From Out In The Film Noir Night- With Robert
Cummings’s Sleep, My Love In Mind
DVD Review
Sleep, My Love, Robert Cummings, Claudette Colbert, directed by Douglas Sirk, 1948
Mister Abbott had come into the shop
one afternoon looking to have a photograph taken for a passport. While he was
waiting he had spied Daphne going about in a revealing swim suit after a shoot and
struck up a conversation. (Little did he know that Daphne had eyed him, eyed
him as a catch, as simple bait, as he entered the door and put had on her
fangs.) That conversation led to a swanky dinner led to an uptown hotel bedroom
and a few days later one Mister William Abbott was hooked, hooked bad, hooked
as bad as a man could be about a woman. He would do anything she asked,
anything.
Bill Abbot, it turned out, was from a
branch of the famous Abbotts that worked their wills in Wall Street and peopled
the upscale Sutton Place apartments of New York City. And married other Mayfair
swells like the Penningtons. See Bill was from what he described as the
declining gentry, the poor relatives Abbotts, who nevertheless were pedigreed
enough to make marriages with the families with real dough. Families like the
Elliott Penningtons, one of whose daughters, Cora, Bill had married. But she
had control of all the dough, all the dough until she died and that was that. Bill
would have to wait it out. Well, not quite because Daphne dreamed, dreamed
night and day about getting out from under cheap street and she didn’t
particularly care how she got out. So when she presented her plan, her
ultimatum plan to Bill he didn’t think twice about refusing, especially since
it seemed so fool-proof.
And it was to a point. See guys like
Bill Abbott, and even a woman like Daphne draw back at old-fashion murder, draw
back at taking the big step-off at Ossining and places like that where they
would not be able to enjoy earthly goods, So Daphne‘s idea was to get the high-
strung Cora to kill herself, aided by an unrelenting program directed by Bill
to lead her along that path. Then a quick jump off a building or something like
that and easy street. Bill loved the idea, and moved to implement it as quickly
as possible. He had real skill at making Cora doubt her sanity. When Bill told
Daphne each detail over pillows she practically salivated.

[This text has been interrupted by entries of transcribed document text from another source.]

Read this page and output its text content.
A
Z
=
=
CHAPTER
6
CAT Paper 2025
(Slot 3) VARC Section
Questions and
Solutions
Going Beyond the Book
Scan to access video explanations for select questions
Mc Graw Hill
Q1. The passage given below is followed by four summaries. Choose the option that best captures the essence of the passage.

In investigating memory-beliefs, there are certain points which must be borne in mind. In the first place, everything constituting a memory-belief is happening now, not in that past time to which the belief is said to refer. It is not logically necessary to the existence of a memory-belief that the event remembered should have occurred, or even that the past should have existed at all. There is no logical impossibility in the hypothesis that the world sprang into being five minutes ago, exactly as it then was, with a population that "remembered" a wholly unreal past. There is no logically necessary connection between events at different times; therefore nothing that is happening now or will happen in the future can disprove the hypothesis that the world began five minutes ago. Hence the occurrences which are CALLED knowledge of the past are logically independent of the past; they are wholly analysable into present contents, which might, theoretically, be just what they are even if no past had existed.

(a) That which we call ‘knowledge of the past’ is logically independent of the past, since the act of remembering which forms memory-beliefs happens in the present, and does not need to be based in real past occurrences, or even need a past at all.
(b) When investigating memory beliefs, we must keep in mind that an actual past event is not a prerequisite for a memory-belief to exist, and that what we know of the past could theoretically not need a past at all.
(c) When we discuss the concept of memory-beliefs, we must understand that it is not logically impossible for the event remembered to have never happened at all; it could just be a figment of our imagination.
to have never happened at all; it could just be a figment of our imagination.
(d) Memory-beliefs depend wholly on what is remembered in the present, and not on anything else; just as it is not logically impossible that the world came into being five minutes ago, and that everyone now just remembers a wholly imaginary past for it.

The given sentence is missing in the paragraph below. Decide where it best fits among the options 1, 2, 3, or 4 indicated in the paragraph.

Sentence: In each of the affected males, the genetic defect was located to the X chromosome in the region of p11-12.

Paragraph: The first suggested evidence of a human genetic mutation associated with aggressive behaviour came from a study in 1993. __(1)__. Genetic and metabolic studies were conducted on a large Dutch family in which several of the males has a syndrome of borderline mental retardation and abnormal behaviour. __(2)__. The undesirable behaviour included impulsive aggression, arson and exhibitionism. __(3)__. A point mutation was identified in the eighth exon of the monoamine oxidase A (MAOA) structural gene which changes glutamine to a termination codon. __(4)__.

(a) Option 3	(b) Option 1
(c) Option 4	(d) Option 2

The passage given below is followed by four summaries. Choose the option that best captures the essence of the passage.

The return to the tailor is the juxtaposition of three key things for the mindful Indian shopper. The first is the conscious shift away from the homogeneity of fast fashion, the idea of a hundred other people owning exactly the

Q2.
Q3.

Of course one virtue of old-fashioned
murder is that it gets done, and is then done. Finished. This murder cum suicide is trickier. It
requires a willing subject and good luck. And that is just what Bill and Daphne
did not have in the end. They were doing just fine until Chad Smith , a brother
of a classmate of Cora’s at Miss Prissy’s, or something like that, boarding
school, came down from Boston and started to gum up the works. He was smitten
with Cora and thus parried, first unknowingly, then knowingly, each psychological
blow Bill threw at her. It got so bad that Bill and Daphne decided to try some
other more direct way, like an ambush. That didn’t work, didn’t work at all as
Bill became a victim of his own over-cleverness and was shot, shot dead, in
self-defense (or that would be the way it would work out in front of a jury) by
Cora directing the fire his way at Chad’s command. Poor Daphne will spend many
a cold night thinking through what might have been, a place on Sutton and
everything.
Hold on, hold on a minute with your
handkerchiefs and tears, Daphne Swann was no fool. See Chad had entered the
picture at her request. Chad was as smitten Daphne as any other man she fancied
and had been brought in by her from Boston when it did not look like Bill was
going to be successful. Besides she wanted the Pennington dough and position
herself and not doled out by Bill. So if one morning you wake up and see in the
newspapers where Cora Smith (nee Pennington) killed herself, or died under
mysterious circumstances, you will know what really happened. Yah, that Daphne
Swann was a piece of work, a real piece of work.